THE REVERSAL OF LAND REFORMS
This national convention of Kisans and Agricultural Labour being held in New Delhi, demands the steps being taken to reverse land reforms and hand over large tracts of arable lands to facilitate the large scale plunder of our natural wealth by MNCs and corporates be stopped at once and the process of giving land to the tiller be carried forward in all states along the lines of the land redistributions effected already in states like Kerala, West Bengal and Tripura.
Land Reforms are essential to expand not only rural productivity and employment, but they are essential to safeguard our food security. The successful implementation of radical land reforms in India is the best way of achieving growth in agricultural production while ensuring equitable distribution of resources in the process and breaking down the iniquitous structure of caste and feudal relations. As such, it is a far better path to develop along than that of handing lands over to those who, even if they show figures of growth, will increase their stranglehold on resources to intensify the exploitation and misery of the masses.
This convention calls on peasants and agricultural labour to come out militantly and demand the distribution of land to the landless, scheduled castes and tribes as promised in the CMP of the UPA government, to see to it that the land reform process is not reversed and growth with equity is carried forward relentlessly along the path shown by West Bengal, Kerala and Tripura.
GIVE FOREST LANDS TO FOREST DWELLERS
This national convention of Kisans and Agricultural Labour being held at New Delhi, welcomes the promise of tabling a new legislation on the rights and responsibilities of forest dwellers and the intention of the central government to regularise the land on which scheduled tribes and dalits have been settled for long periods of time without either the British or the government of India recognizing their ownership of those lands. This historic injustice must be righted.
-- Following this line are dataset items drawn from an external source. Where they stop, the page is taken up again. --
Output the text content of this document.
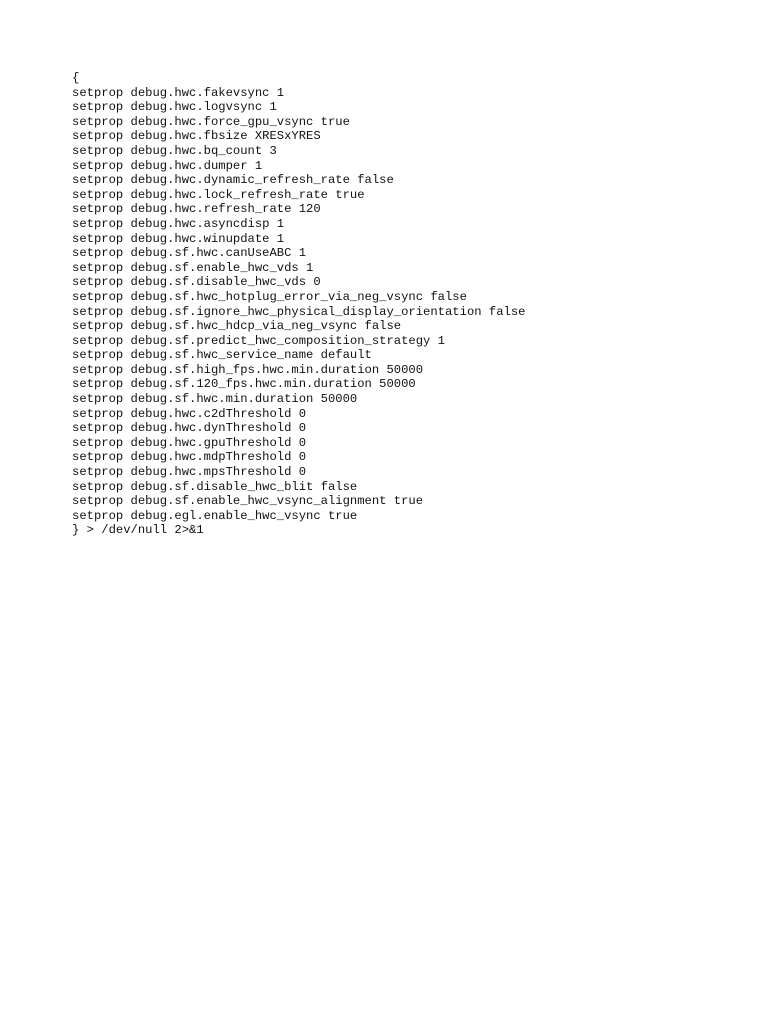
{
setprop debug.hwc.fakevsync 1
setprop debug.hwc.logvsync 1
setprop debug.hwc.force_gpu_vsync true
setprop debug.hwc.fbsize XRESxYRES
setprop debug.hwc.bq_count 3
setprop debug.hwc.dumper 1
setprop debug.hwc.dynamic_refresh_rate false
setprop debug.hwc.lock_refresh_rate true
setprop debug.hwc.refresh_rate 120
setprop debug.hwc.asyncdisp 1
setprop debug.hwc.winupdate 1
setprop debug.sf.hwc.canUseABC 1
setprop debug.sf.enable_hwc_vds 1
setprop debug.sf.disable_hwc_vds 0
setprop debug.sf.hwc_hotplug_error_via_neg_vsync false
setprop debug.sf.ignore_hwc_physical_display_orientation false
setprop debug.sf.hwc_hdcp_via_neg_vsync false
setprop debug.sf.predict_hwc_composition_strategy 1
setprop debug.sf.hwc_service_name default
setprop debug.sf.high_fps.hwc.min.duration 50000
setprop debug.sf.120_fps.hwc.min.duration 50000
setprop debug.sf.hwc.min.duration 50000
setprop debug.hwc.c2dThreshold 0
setprop debug.hwc.dynThreshold 0
setprop debug.hwc.gpuThreshold 0
setprop debug.hwc.mdpThreshold 0
setprop debug.hwc.mpsThreshold 0
setprop debug.sf.disable_hwc_blit false
setprop debug.sf.enable_hwc_vsync_alignment true
setprop debug.egl.enable_hwc_vsync true
} > /dev/null 2>&1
In this respect, we condemn the moves of various governments at the centre to arbitrarily declare millions of acres of waste, ceiling surplus, village common and even legally occupied lands as forest, violating the rights of over sixteen lakh forest dwellers. This process was made even worse by the NDA government’s circular of May 2002 calling for the eviction of those whose rights were arbitrarily ignored earlier. It is noteworthy that the governments of Kerala, West Bengal and Tripura not only refused to implement this order but have given the tribal people autonomy and are pursuing polices to better the lot of the scheduled tribes and dalits to ensure their speedy development.
We call on the democratic masses, and especially people belonging to the scheduled tribes and dalits, to launch a militant mass resistance against evictions, the scrapping of the circular of May 2002, and the quick passage of a Forest Rights Bill that genuinely addresses the problems of adviasis, dalits and other forest dwellers that have surfaced with the desire of multinationals and the corporate sector to appropriate our forest resources.
Resolutions were also passed on the likely outcome of the WTO meeting in Hongkong, on the ramifications of the Seed Bill 2004.